Marie-Pierre Vedrenne, ministre déléguée auprès du ministre de l'Intérieur chargée de la citoyenneté, a expliqué au Sénat que le code pénal prévoit déjà une contravention de quatrième classe pour réprimer l'abandon des déchets sur la voie publique et que le gouvernement ne souhaite « pas multiplier les contraventions selon les types de déchets, au risque de créer des incohérences. »

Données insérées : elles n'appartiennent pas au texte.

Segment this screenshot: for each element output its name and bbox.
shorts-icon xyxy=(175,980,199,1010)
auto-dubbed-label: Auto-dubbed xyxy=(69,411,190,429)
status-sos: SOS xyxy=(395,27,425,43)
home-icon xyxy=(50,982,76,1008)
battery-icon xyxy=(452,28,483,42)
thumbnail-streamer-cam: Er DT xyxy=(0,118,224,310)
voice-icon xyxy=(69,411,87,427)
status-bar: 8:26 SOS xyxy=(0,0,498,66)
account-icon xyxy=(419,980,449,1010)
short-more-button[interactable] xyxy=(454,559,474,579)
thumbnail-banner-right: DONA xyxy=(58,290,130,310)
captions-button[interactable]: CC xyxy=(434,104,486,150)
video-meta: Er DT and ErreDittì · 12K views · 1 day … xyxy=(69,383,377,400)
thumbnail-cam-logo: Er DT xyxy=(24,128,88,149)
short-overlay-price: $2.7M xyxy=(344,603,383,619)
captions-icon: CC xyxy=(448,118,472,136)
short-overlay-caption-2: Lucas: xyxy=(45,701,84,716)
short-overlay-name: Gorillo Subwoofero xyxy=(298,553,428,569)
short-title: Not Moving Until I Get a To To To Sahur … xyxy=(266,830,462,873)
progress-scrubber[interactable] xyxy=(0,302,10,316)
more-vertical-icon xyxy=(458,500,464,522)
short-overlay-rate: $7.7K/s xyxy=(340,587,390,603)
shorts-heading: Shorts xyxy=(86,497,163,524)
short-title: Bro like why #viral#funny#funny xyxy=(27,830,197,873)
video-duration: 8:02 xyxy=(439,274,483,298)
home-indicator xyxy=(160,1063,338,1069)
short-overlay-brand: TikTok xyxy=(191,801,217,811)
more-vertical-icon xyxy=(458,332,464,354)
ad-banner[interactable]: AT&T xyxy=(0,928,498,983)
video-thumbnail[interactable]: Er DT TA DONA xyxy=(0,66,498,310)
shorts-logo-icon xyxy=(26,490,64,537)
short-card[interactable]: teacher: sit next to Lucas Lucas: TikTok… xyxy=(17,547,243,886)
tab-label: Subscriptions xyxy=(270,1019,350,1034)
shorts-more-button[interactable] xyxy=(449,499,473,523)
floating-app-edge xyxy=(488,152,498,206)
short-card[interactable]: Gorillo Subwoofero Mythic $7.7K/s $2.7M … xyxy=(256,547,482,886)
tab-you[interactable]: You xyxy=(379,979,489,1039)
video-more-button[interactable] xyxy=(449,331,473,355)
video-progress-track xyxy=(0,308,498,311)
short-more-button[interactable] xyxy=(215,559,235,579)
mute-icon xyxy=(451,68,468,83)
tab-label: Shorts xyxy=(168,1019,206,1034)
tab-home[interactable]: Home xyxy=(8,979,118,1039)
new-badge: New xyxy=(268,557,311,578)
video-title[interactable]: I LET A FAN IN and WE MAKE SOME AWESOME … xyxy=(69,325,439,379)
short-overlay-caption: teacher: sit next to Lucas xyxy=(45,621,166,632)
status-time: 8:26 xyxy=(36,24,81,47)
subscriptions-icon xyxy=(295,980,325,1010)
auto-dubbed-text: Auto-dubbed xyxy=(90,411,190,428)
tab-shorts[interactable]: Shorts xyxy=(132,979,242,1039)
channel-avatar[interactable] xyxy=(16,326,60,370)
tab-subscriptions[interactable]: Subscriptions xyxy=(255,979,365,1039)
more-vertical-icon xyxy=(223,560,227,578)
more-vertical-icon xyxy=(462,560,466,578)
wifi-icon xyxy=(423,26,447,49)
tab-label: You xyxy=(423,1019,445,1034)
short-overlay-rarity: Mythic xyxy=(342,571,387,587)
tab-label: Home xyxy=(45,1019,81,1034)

Parmi les amendements importants qui ont été adoptés, citons également celui porté par la sénatrice des Alpes-Maritimes Alexandra Borchio Fontimp. Le texte propose ainsi que « le produit des amendes soit reversé aux communes, qui subissent les dommages liés aux usages détournés du protoxyde d'azote et en supportent le coût » , a expliqué la sénatrice. « Ces sommes vont au budget de l'État, ce qui n'est ni juste ni cohérent. Donnons-leur un effet utile sur le terrain à travers le financement du ramassage des déchets ou d'actions locales de prévention. »
Estimant que l'année dernière, il n'y a eu que 96 infractions verbalisées, la rapporteure du texte a souligné que « le produit des amendes sera loin de couvrir les besoins des communes pour lutter contre la consommation de protoxyde d'azote et ses conséquences » mais que la mesure est cependant bienvenue pour les communes.
Avis de sagesse du gouvernement
Malgré cette adoption, la discussion générale autour du texte fut teintée de « regrets ». Premièrement plusieurs sénateurs ont regretté l’avis de sagesse émis par le gouvernement. « Si nous adoptons un cadre national, nous prenons un risque juridique, au regard de la libre circulation des biens ; un risque pratique, celui du contournement par des achats transfrontaliers et par le commerce en ligne ; enfin, un risque politique, celui d'un affichage d'une interdiction forte à l'effectivité limitée. Or il faut préférer les lois effectives » , a justifié la ministre chargée de la Citoyenneté. Les sénateurs, à l’instar de la sénatrice de Paris Anne Souyris, ont regretté le « manque d’enthousiasme » du gouvernement tout comme « l'absence de la ministre de la santé dans ce débat ».
La lenteur de la prise en charge de cette problématique a aussi été fustigée par les élus. La sénatrice de la Meurthe-et-Moselle Silvana Silvani a regretté en séance ce choix de déposer un nouveau texte plutôt que de poursuivre la navette d’un texte déjà voté en première lecture au Sénat et qui « aurait permis de gagner un temps précieux ». « Les textes examinés à l'Assemblée nationale ou au Sénat ne sont jamais inscrits à l'ordre du jour de l'autre chambre... Oui, que de temps perdu » , a renchérit la sénatrice Anne Souyris.
Les sénateurs nourrissent le maigre espoir de voir enfin ce texte inscrit à l’ordre du jour à l’Assemblée nationale et poursuivre la navette parlementaire. « Les élus alertent, mais rien ne se passe. Nous prenons nos responsabilités, il est plus que temps que le Gouvernement prenne les siennes » , a finalement lancé la sénatrice de Paris Colombe Brossel.